Halkların Demokratik Partisi (HDP) Grup Başkan Vekili Saruhan Oluç, son dönemlerde gündemde olan iddialar üzerine bir grup gazetecinin sorularını yanıtladı. “HDP’ye bakanlık verilebilir” tartışmaları sonrası İYİ Parti Genel Başkanı Meral Akşener’in “HDP’nin olduğu masada biz olmayız. Bizim olduğumuz masada da HDP olmaz" açıklamasını ve HDP Diyarbakır Milletvekili Semra Güzel’e yapılan kötü muameleyi değerlendirdi.
‘BAKANLIK TALEBİMİZ YOK’
Oluç, CHP İstanbul Milletvekili Gürsel Tekin’in “HDP’ye bakanlık verilebilir” söylemleri ardından ortaya çıkan tartışmalara dair, “Bizim altılı masadan herhangi bir bakanlık talebimiz, görüşmemiz, konuşmamız olmadı. Biz bu konjonktürde ne altılı masadan böyle bir talepte bulunduk ne de bulunmayı düşünüyoruz. Dolayısıyla, bu bizim dışımızda başlamış, Tekin’in kendi görüşlerini açıklamasıyla bizim içinde olduğumuz bir tartışma olarak devam etmemiş vaziyette. 27 Eylül 2021’de açıkladığımız tutum belgesinde, Millet ittifakı ve Cumhur ittifakı ile herhangi bir arayışımız olmadığını çok net belirttik.
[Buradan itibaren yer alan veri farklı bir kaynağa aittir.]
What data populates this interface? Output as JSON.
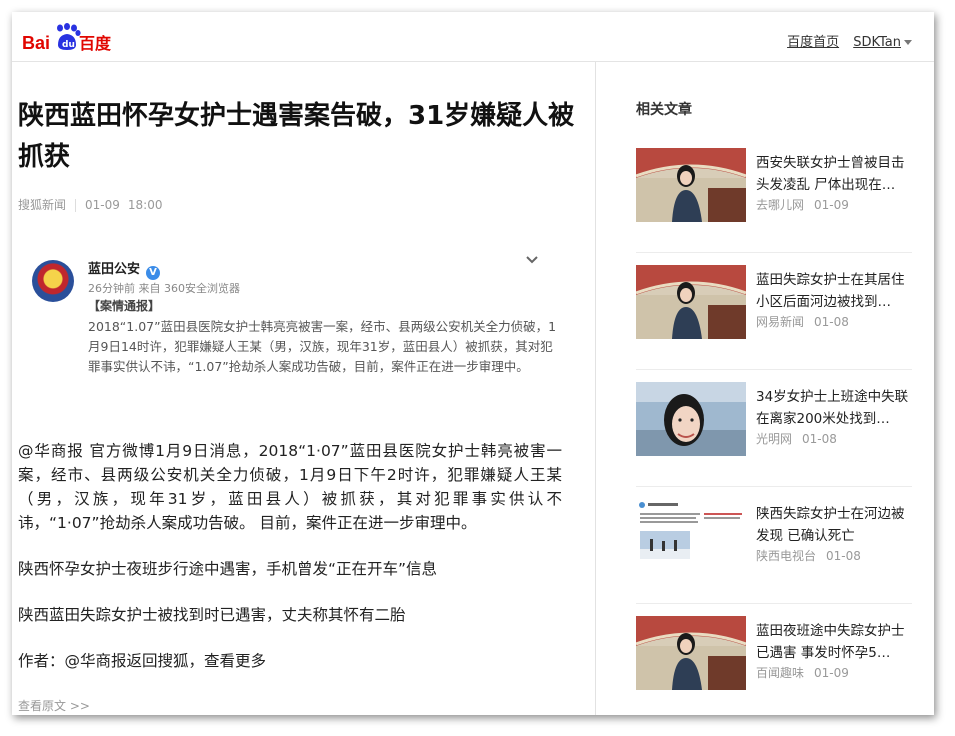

Bu partinin yöneticileri olarak ne 6’lı masa kurulduğu zaman ‘neden bu altılı masa içinde yokuz’ diye açıklama yaptık ne de sonrasında 6’lı masanın içinde olmak istediğimize dair en ufak bir cümle kurduk.
‘HDP MEŞRUDUR, TARTIŞMAK KİMSENİN HADDİ DEĞİLDİR’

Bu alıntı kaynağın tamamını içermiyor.